Note: it might turn out that there exist no differences between the desktop version and Android version of Chromium when it comes to recording and replaying user interactions. In this case, your job will be to update WaRR to use the latest version of Chromium.

Prerequisites: C++ and Java programming

Contact: Silviu Andrica

Ongoing Projects

Injecting Human Errors into JUnit Test Suites

Tests suites are used to determine whether a software system is fit for release. Therefore, erroneous test suites cause premature delivery of systems or prevent high-quality systems from being shipped. Your task is to inject human-realistic errors into test suites and assess their quality based on the the outcome of running that suite. For example, an error is to misspell, in a test case, the address where a test-client should connect to a server. If the test case, after being modified, still succeeds, this denotes an error in that test case.

Prerequisites: Java

Contact: Silviu Andrica

Parallel Symbolic Execution with S2E

S2E is our framework for multi-path in vivo analysis of binary software systems. Using S2E, we built DDT, a device driver tester that found many bugs in Microsoft-certified drivers, RevNIC, a reverse engineering tool that ports various closed-source NIC drivers to different platforms, as well as a performance analysis utility. S2E systematically tests large binary programs by selective symbolic execution: Relevant parts of a program are executed with symbolic instead of concrete values, allowing coverage unachievable by random testing.

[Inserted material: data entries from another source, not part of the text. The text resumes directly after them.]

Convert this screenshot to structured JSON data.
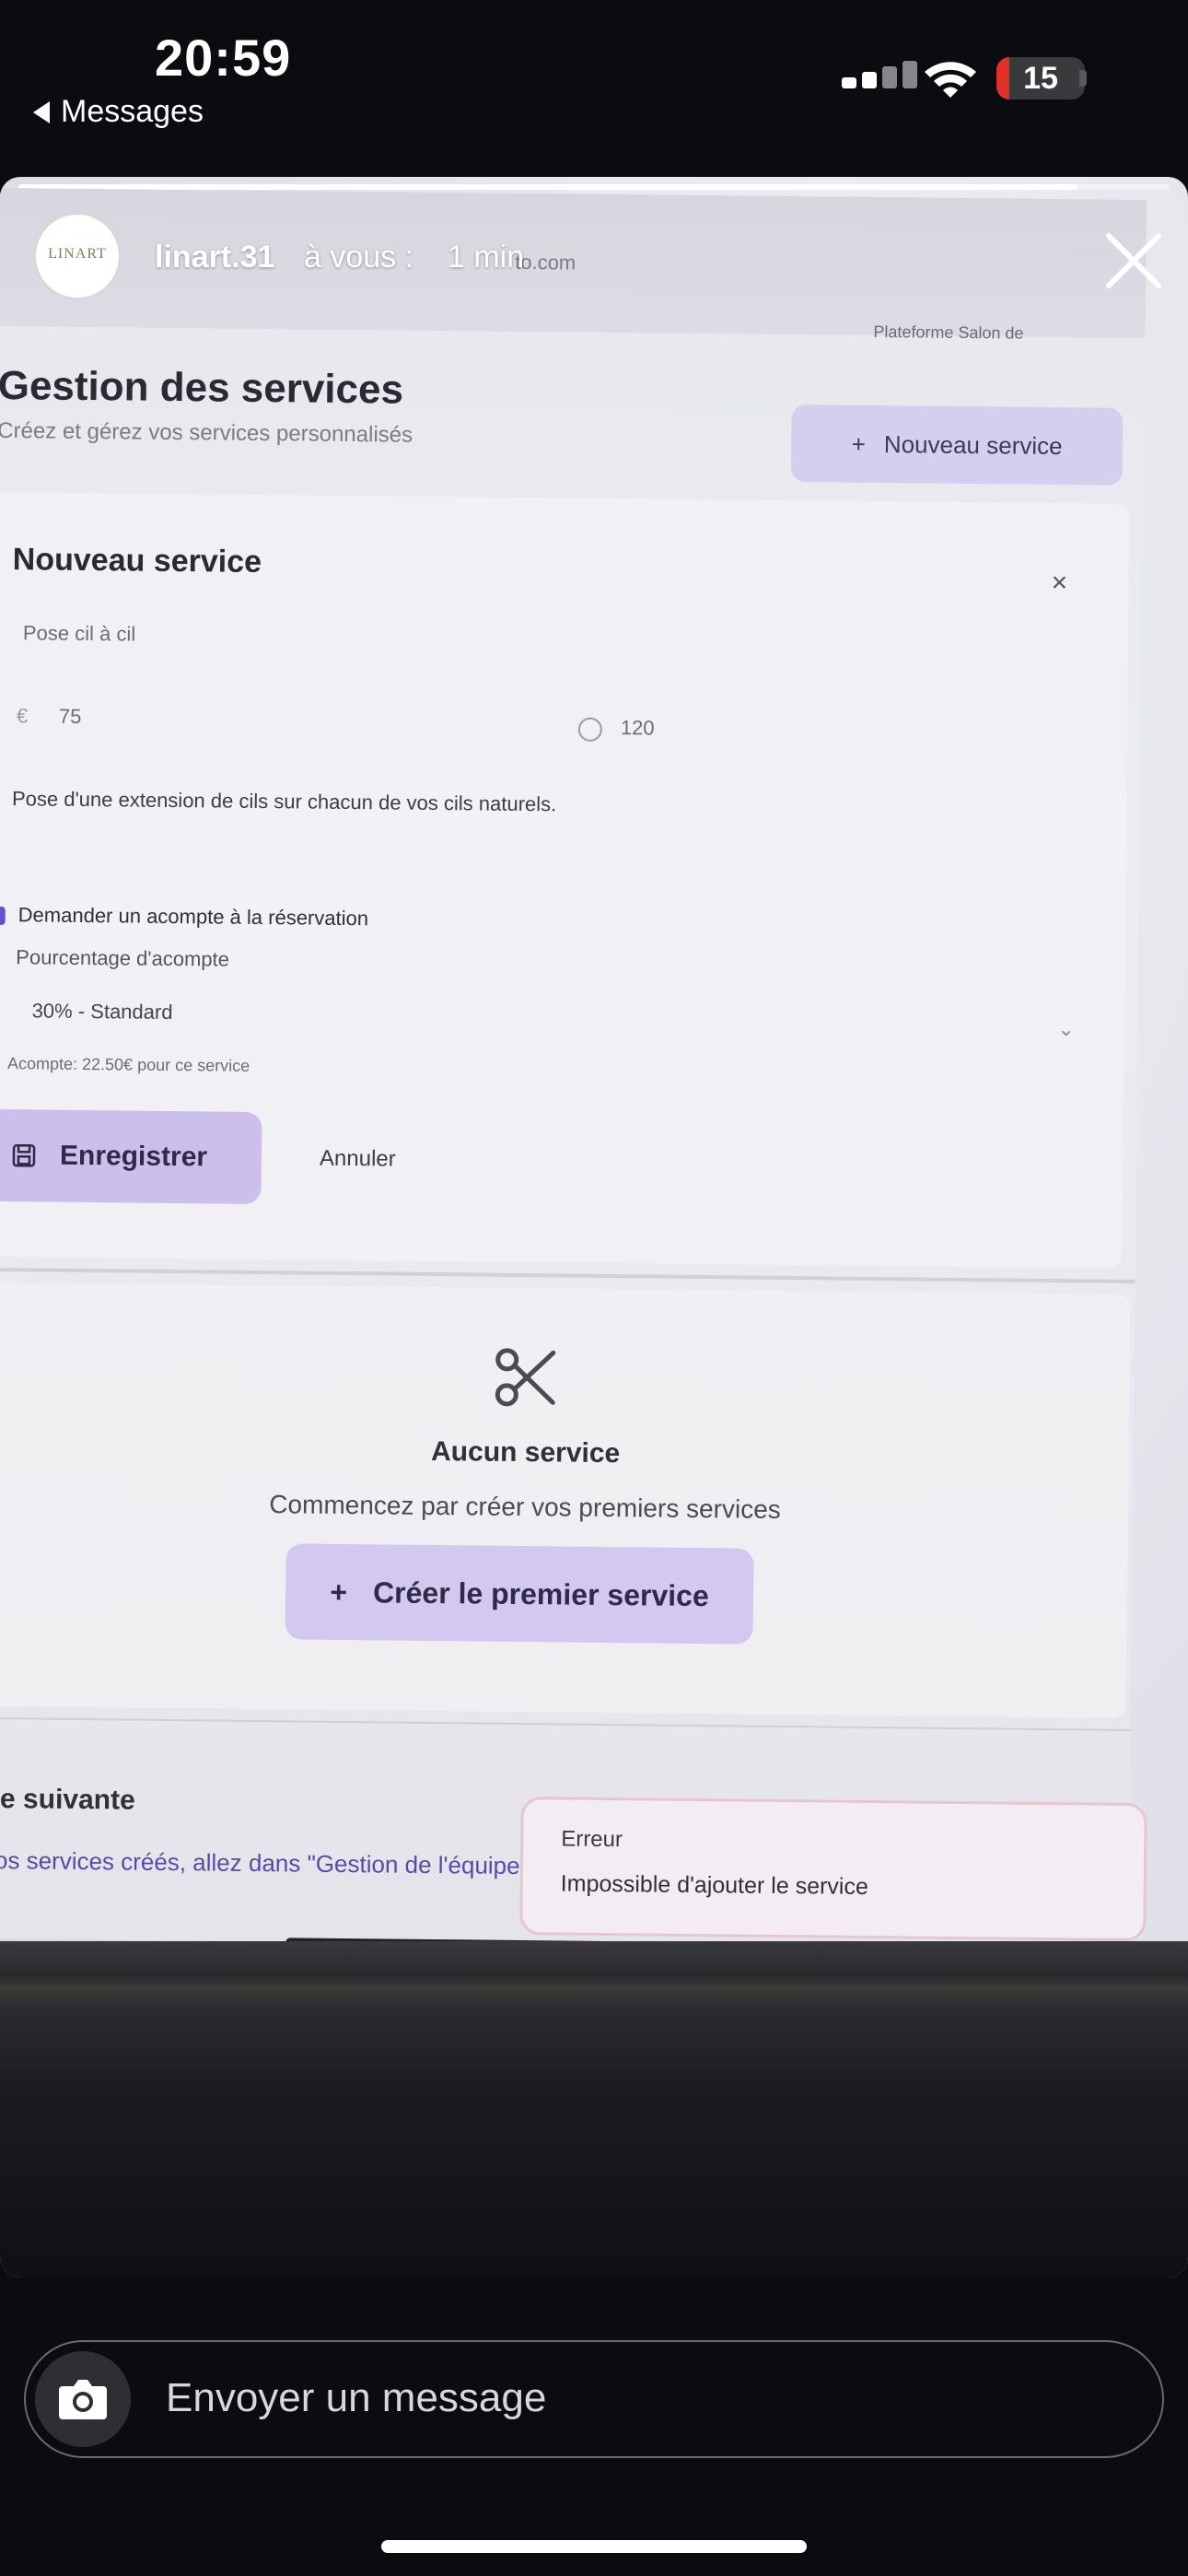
{
  "status_bar": {
    "time": "20:59",
    "back_label": "Messages",
    "battery_level": "15",
    "battery_fraction": 0.15
  },
  "story": {
    "progress_fraction": 0.92,
    "username": "linart.31",
    "to_label": "à vous :",
    "age": "1 min",
    "avatar_brand": "LINART"
  },
  "photo": {
    "page_title": "Gestion des services",
    "page_subtitle": "Créez et gérez vos services personnalisés",
    "new_service_button": "Nouveau service",
    "form_title": "Nouveau service",
    "close_glyph": "×",
    "service_name": "Pose cil à cil",
    "currency_symbol": "€",
    "price": "75",
    "duration": "120",
    "description": "Pose d'une extension de cils sur chacun de vos cils naturels.",
    "deposit_checkbox_label": "Demander un acompte à la réservation",
    "deposit_percent_label": "Pourcentage d'acompte",
    "deposit_selected": "30% - Standard",
    "deposit_hint": "Acompte: 22.50€ pour ce service",
    "save_button": "Enregistrer",
    "cancel_button": "Annuler",
    "empty_title": "Aucun service",
    "empty_subtitle": "Commencez par créer vos premiers services",
    "create_first_button": "Créer le premier service",
    "next_step_title": "pe suivante",
    "next_step_text": "vos services créés, allez dans \"Gestion de l'équipe\"",
    "toast_title": "Erreur",
    "toast_message": "Impossible d'ajouter le service",
    "url_fragment": "to.com",
    "tab_platform": "Plateforme Salon de"
  },
  "composer": {
    "placeholder": "Envoyer un message"
  },
  "icons": {
    "camera": "camera-icon",
    "close": "close-icon",
    "scissors": "scissors-icon",
    "plus": "plus-icon",
    "save": "save-icon",
    "clock": "clock-icon",
    "chevron": "chevron-down-icon",
    "wifi": "wifi-icon",
    "signal": "cellular-signal-icon",
    "battery": "battery-icon"
  }
}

However, S2E is currently still single-threaded. Your goal will be to parallelize S2E and to integrate it with Cloud9, our existing parallel symbolic execution engine that scales to large clusters. Your work will allow to unleash the full power of parallel symbolic execution, finding bugs in commercial software and ultimately making it more reliable.

Prerequisites: C/C++, parallel programming.

Contacts: Vitaly Chipounov

Running LLVM Binaries with S2E

Our symbolic execution framework S2E executes x86 binaries by translating them to LLVM bitcode on the fly, and running the resulting LLVM bitcode in the KLEE symbolic execution engine. However, the translation process is heavyweight and generates LLVM bitcode that is several times larger than what would a native LLVM compiler generate from source code (e.g., llvm-gcc). As a result, symbolic execution is unnecessarily slowed down. 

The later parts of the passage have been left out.